銀座ファースト法律事務所所長のつぶやき

弁護士田中清のブログ。最近気になることや、趣味のことなど雑記。

尼崎その2 少年事件1

 私が神戸家裁尼崎支部に赴任したのは、昭和49年4月上旬でした。
 同期の山田裁判官から、「あなたは、少年事件だよ」と聞かされていたので、金沢地裁時代に少年法の本を読んでいました。
 少年事件は、刑事事件を犯した少年の処遇を決める仕事です。
 少年は、20歳以下の人ですが、「14歳に満たない者の行為はこれを罰しない」(刑法41条)となっていますので、少年事件の処遇(保護処分)を決めるのは、14歳以上20歳以下ということになります。
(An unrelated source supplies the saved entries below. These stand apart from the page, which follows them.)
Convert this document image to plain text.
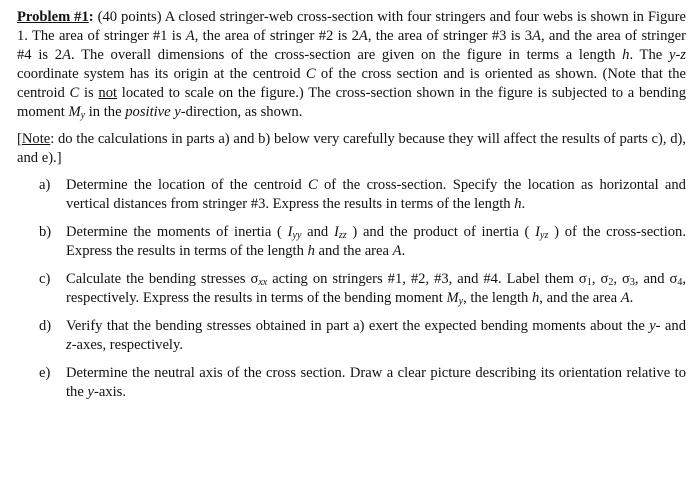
Problem #1: (40 points) A closed stringer-web cross-section with four stringers and four webs is shown in Figure 1. The area of stringer #1 is A, the area of stringer #2 is 2A, the area of stringer #3 is 3A, and the area of stringer #4 is 2A. The overall dimensions of the cross-section are given on the figure in terms a length h. The y-z coordinate system has its origin at the centroid C of the cross section and is oriented as shown. (Note that the centroid C is not located to scale on the figure.) The cross-section shown in the figure is subjected to a bending moment $M_y$ in the positive y-direction, as shown.

[Note: do the calculations in parts a) and b) below very carefully because they will affect the results of parts c), d), and e).]

a)	Determine the location of the centroid C of the cross-section. Specify the location as horizontal and vertical distances from stringer #3. Express the results in terms of the length h.
b)	Determine the moments of inertia ( $I_{yy}$ and $I_{zz}$ ) and the product of inertia ( $I_{yz}$ ) of the cross-section. Express the results in terms of the length h and the area A.
c)	Calculate the bending stresses $\sigma_{xx}$ acting on stringers #1, #2, #3, and #4. Label them $\sigma_1$, $\sigma_2$, $\sigma_3$, and $\sigma_4$, respectively. Express the results in terms of the bending moment $M_y$, the length h, and the area A.
d)	Verify that the bending stresses obtained in part a) exert the expected bending moments about the y- and z-axes, respectively.
e)	Determine the neutral axis of the cross section. Draw a clear picture describing its orientation relative to the y-axis.
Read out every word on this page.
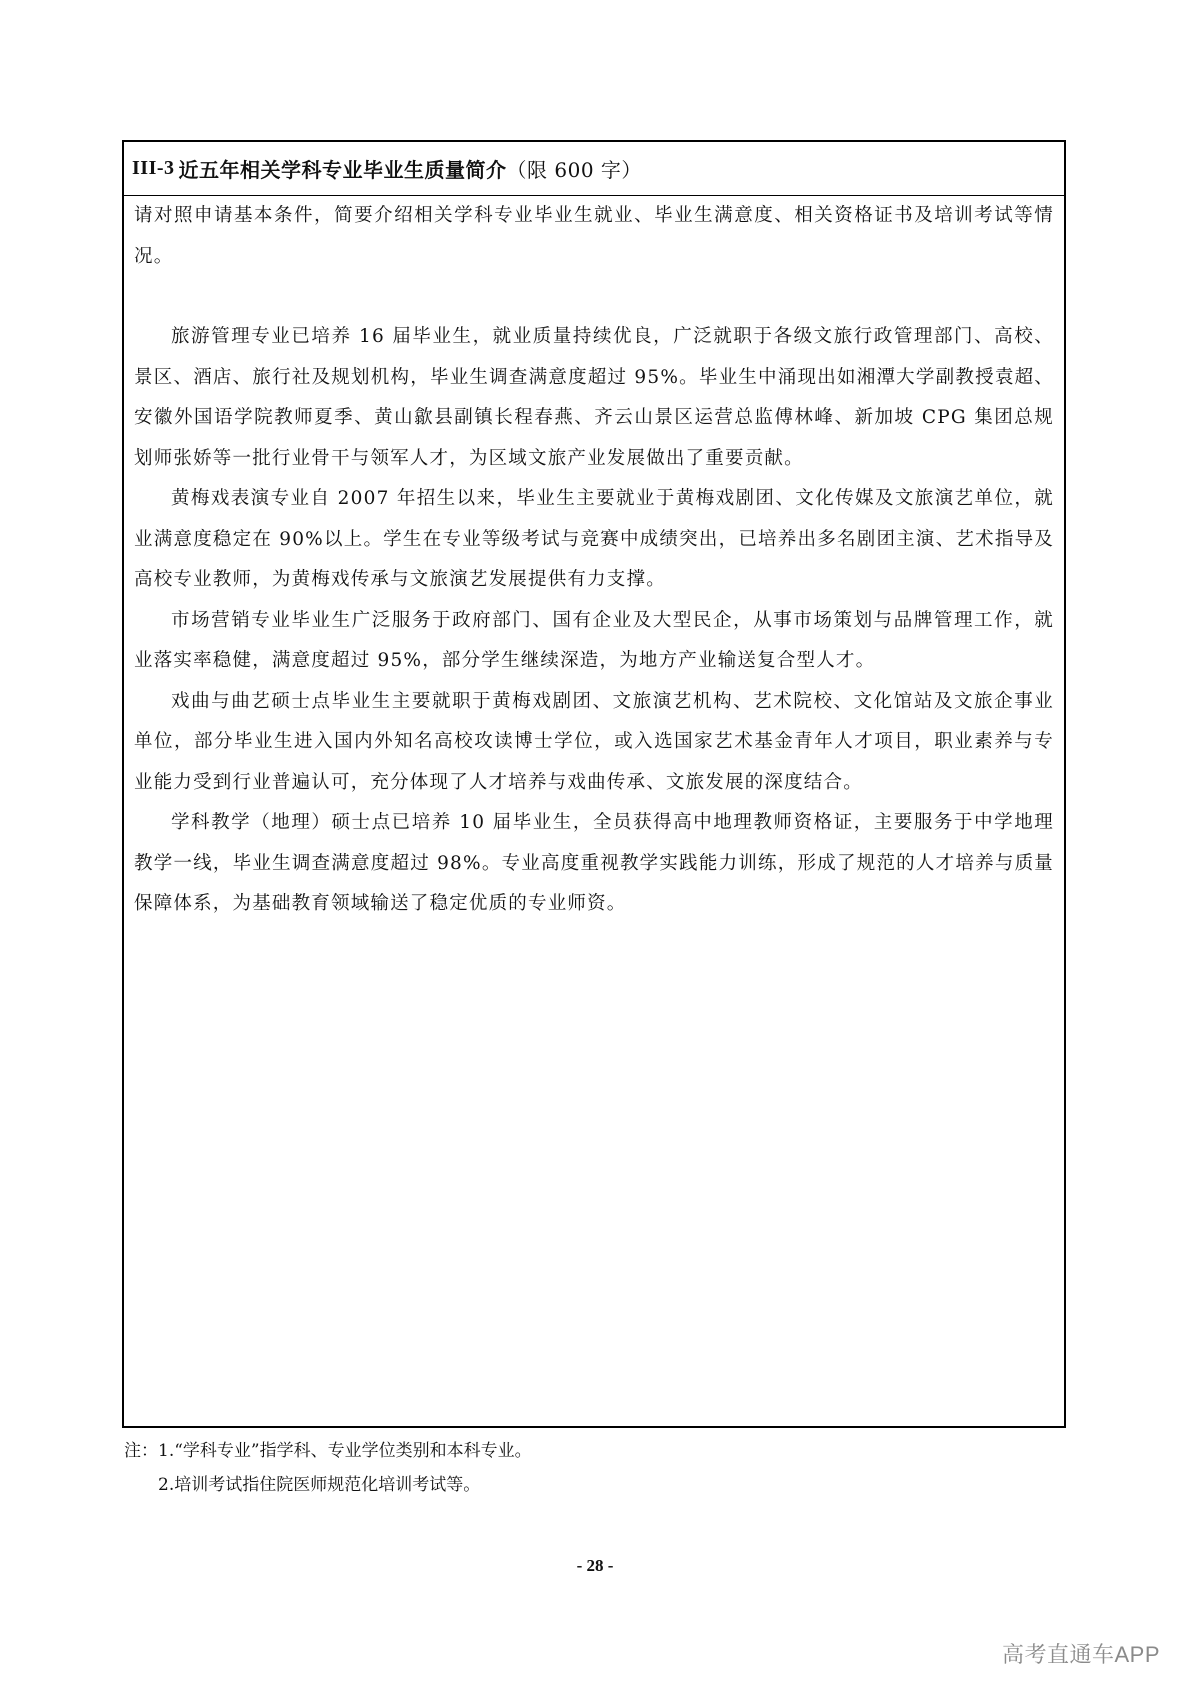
III-3 近五年相关学科专业毕业生质量简介 （限 600 字）

请对照申请基本条件，简要介绍相关学科专业毕业生就业、毕业生满意度、相关资格证书及培训考试等情况。

旅游管理专业已培养 16 届毕业生，就业质量持续优良，广泛就职于各级文旅行政管理部门、高校、景区、酒店、旅行社及规划机构，毕业生调查满意度超过 95%。毕业生中涌现出如湘潭大学副教授袁超、安徽外国语学院教师夏季、黄山歙县副镇长程春燕、齐云山景区运营总监傅林峰、新加坡 CPG 集团总规划师张娇等一批行业骨干与领军人才，为区域文旅产业发展做出了重要贡献。

黄梅戏表演专业自 2007 年招生以来，毕业生主要就业于黄梅戏剧团、文化传媒及文旅演艺单位，就业满意度稳定在 90%以上。学生在专业等级考试与竞赛中成绩突出，已培养出多名剧团主演、艺术指导及高校专业教师，为黄梅戏传承与文旅演艺发展提供有力支撑。

市场营销专业毕业生广泛服务于政府部门、国有企业及大型民企，从事市场策划与品牌管理工作，就业落实率稳健，满意度超过 95%，部分学生继续深造，为地方产业输送复合型人才。

戏曲与曲艺硕士点毕业生主要就职于黄梅戏剧团、文旅演艺机构、艺术院校、文化馆站及文旅企事业单位，部分毕业生进入国内外知名高校攻读博士学位，或入选国家艺术基金青年人才项目，职业素养与专业能力受到行业普遍认可，充分体现了人才培养与戏曲传承、文旅发展的深度结合。

学科教学（地理）硕士点已培养 10 届毕业生，全员获得高中地理教师资格证，主要服务于中学地理教学一线，毕业生调查满意度超过 98%。专业高度重视教学实践能力训练，形成了规范的人才培养与质量保障体系，为基础教育领域输送了稳定优质的专业师资。

注：1.“学科专业”指学科、专业学位类别和本科专业。
2.培训考试指住院医师规范化培训考试等。
- 28 -
高考直通车APP
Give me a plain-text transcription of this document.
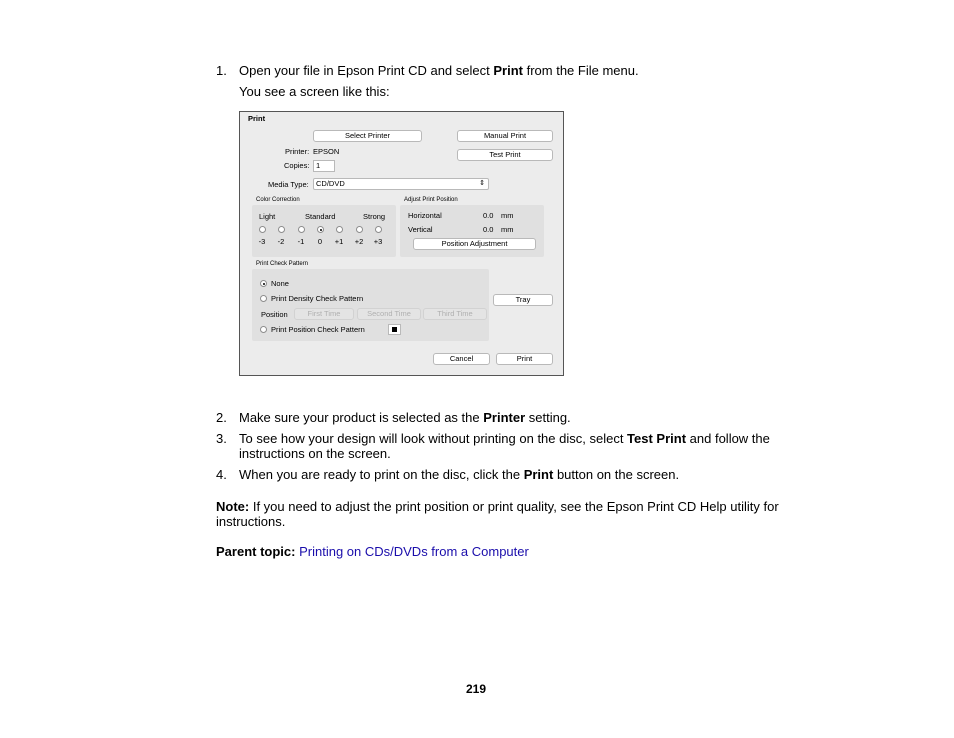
1. Open your file in Epson Print CD and select Print from the File menu.
You see a screen like this:
Print
Select Printer	Manual Print
Printer: EPSON	Test Print
Copies: 1
Media Type: CD/DVD	⇕
Color Correction
Light	Standard	Strong
-3	-2	-1	0	+1 +2 +3
Adjust Print Position
Horizontal	0.0 mm
Vertical	0.0 mm
Position Adjustment
Print Check Pattern
None
Print Density Check Pattern
Position	First Time	Second Time	Third Time
Print Position Check Pattern
Tray
Cancel	Print
2. Make sure your product is selected as the Printer setting.
3. To see how your design will look without printing on the disc, select Test Print and follow the
instructions on the screen.
4. When you are ready to print on the disc, click the Print button on the screen.
Note: If you need to adjust the print position or print quality, see the Epson Print CD Help utility for
instructions.
Parent topic: Printing on CDs/DVDs from a Computer
219
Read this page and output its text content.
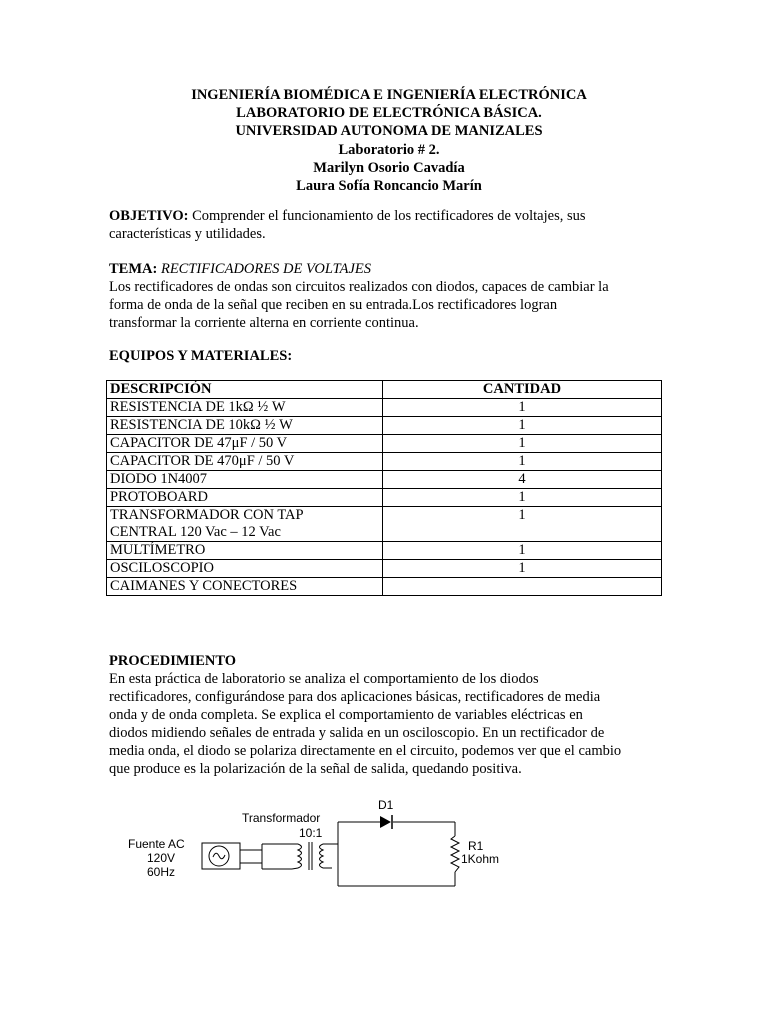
INGENIERÍA BIOMÉDICA E INGENIERÍA ELECTRÓNICA
LABORATORIO DE ELECTRÓNICA BÁSICA.
UNIVERSIDAD AUTONOMA DE MANIZALES
Laboratorio # 2.
Marilyn Osorio Cavadía
Laura Sofía Roncancio Marín
OBJETIVO: Comprender el funcionamiento de los rectificadores de voltajes, sus
características y utilidades.
TEMA: RECTIFICADORES DE VOLTAJES
Los rectificadores de ondas son circuitos realizados con diodos, capaces de cambiar la
forma de onda de la señal que reciben en su entrada.Los rectificadores logran
transformar la corriente alterna en corriente continua.
EQUIPOS Y MATERIALES:
DESCRIPCIÓN	CANTIDAD
RESISTENCIA DE 1kΩ ½ W	1
RESISTENCIA DE 10kΩ ½ W	1
CAPACITOR DE 47μF / 50 V	1
CAPACITOR DE 470μF / 50 V	1
DIODO 1N4007	4
PROTOBOARD	1

TRANSFORMADOR CON TAP
CENTRAL 120 Vac – 12 Vac	1
MULTÍMETRO	1
OSCILOSCOPIO	1
CAIMANES Y CONECTORES	
PROCEDIMIENTO
En esta práctica de laboratorio se analiza el comportamiento de los diodos
rectificadores, configurándose para dos aplicaciones básicas, rectificadores de media
onda y de onda completa. Se explica el comportamiento de variables eléctricas en
diodos midiendo señales de entrada y salida en un osciloscopio. En un rectificador de
media onda, el diodo se polariza directamente en el circuito, podemos ver que el cambio
que produce es la polarización de la señal de salida, quedando positiva.
Fuente AC
120V
60Hz
Transformador
10:1
D1
R1
1Kohm
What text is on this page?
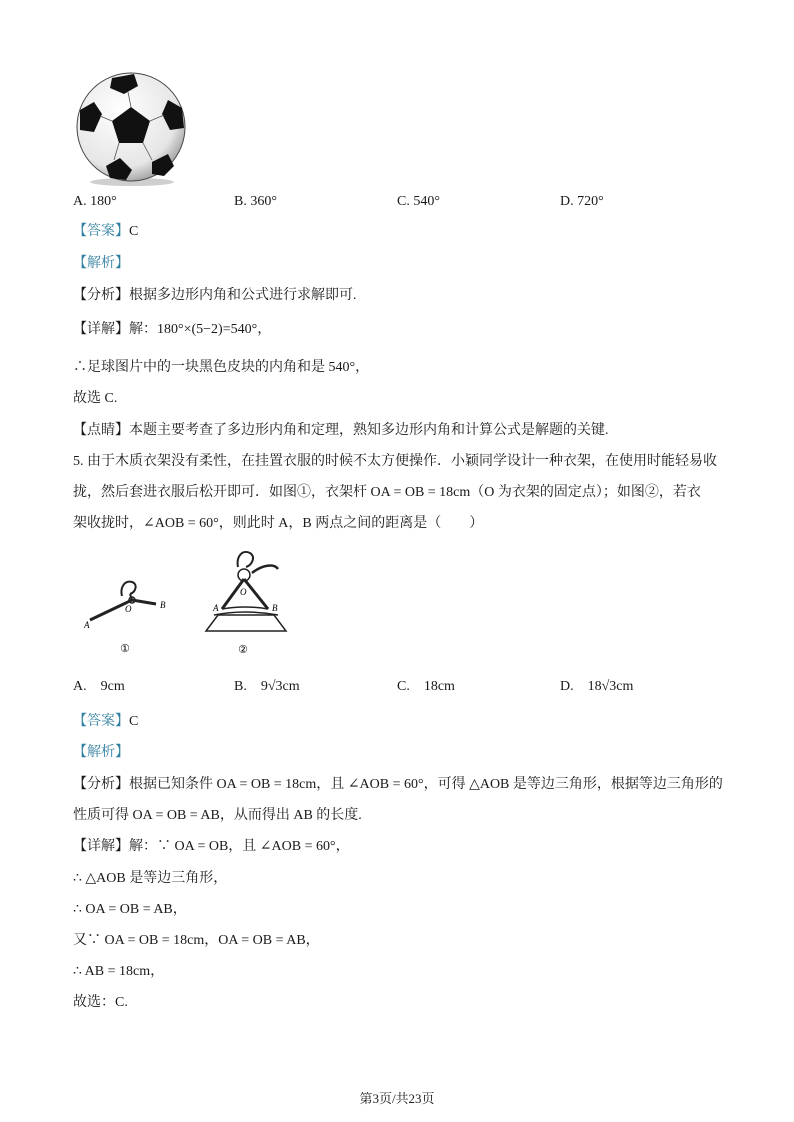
A. 180°	B. 360°	C. 540°	D. 720°
【答案】C
【解析】
【分析】根据多边形内角和公式进行求解即可.
【详解】解：180°×(5−2)=540°，
∴足球图片中的一块黑色皮块的内角和是 540°，
故选 C.
【点睛】本题主要考查了多边形内角和定理，熟知多边形内角和计算公式是解题的关键.
5. 由于木质衣架没有柔性，在挂置衣服的时候不太方便操作．小颖同学设计一种衣架，在使用时能轻易收
拢，然后套进衣服后松开即可．如图①，衣架杆 OA = OB = 18cm（O 为衣架的固定点）；如图②，若衣
架收拢时，∠AOB = 60°，则此时 A，B 两点之间的距离是（　　）
O	B
A
①
O
A	B
②
A.　9cm	B.　9√3cm	C.　18cm	D.　18√3cm
【答案】C
【解析】
【分析】根据已知条件 OA = OB = 18cm，且 ∠AOB = 60°，可得 △AOB 是等边三角形，根据等边三角形的
性质可得 OA = OB = AB，从而得出 AB 的长度.
【详解】解：∵ OA = OB，且 ∠AOB = 60°，
∴ △AOB 是等边三角形，
∴ OA = OB = AB，
又∵ OA = OB = 18cm，OA = OB = AB，
∴ AB = 18cm，
故选：C.
第3页/共23页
しかし、概ね12歳以上の少年も保護処分の対象となっています。
 尼崎支部の少年事件を担当する裁判官は、私一人でした。そこで、尼崎支部管内(尼崎市、西宮市、芦屋市)の概ね110万人のうちの少年の保護処分は、全部私が担当することになっていました。尼崎支部では、年間2000件の少年事件が送致されてきます。ちなみに、神戸家裁では裁判官1人につき年間1500件、大阪家裁では、裁判官1人につき年間1000件と言われていましたので、尼崎支部の裁判官1人の負担割合は、大きいと言われていました。
 少年事件は、成人事件とは異なり、まだ人格の形成途上ですので、教育的指導により立ち直ることがいくらでもありますし、教育的処遇をすることが期待されています。そのため、少年刑事事件については、保護観察処分でも少年院送致でも前科にはなりません。「1度や2度の過ちは許す」というように、少年時代の刑事事件は教育的な保護処分を原則とし、余程重い罪でなければ、家裁の中の処分で決められます。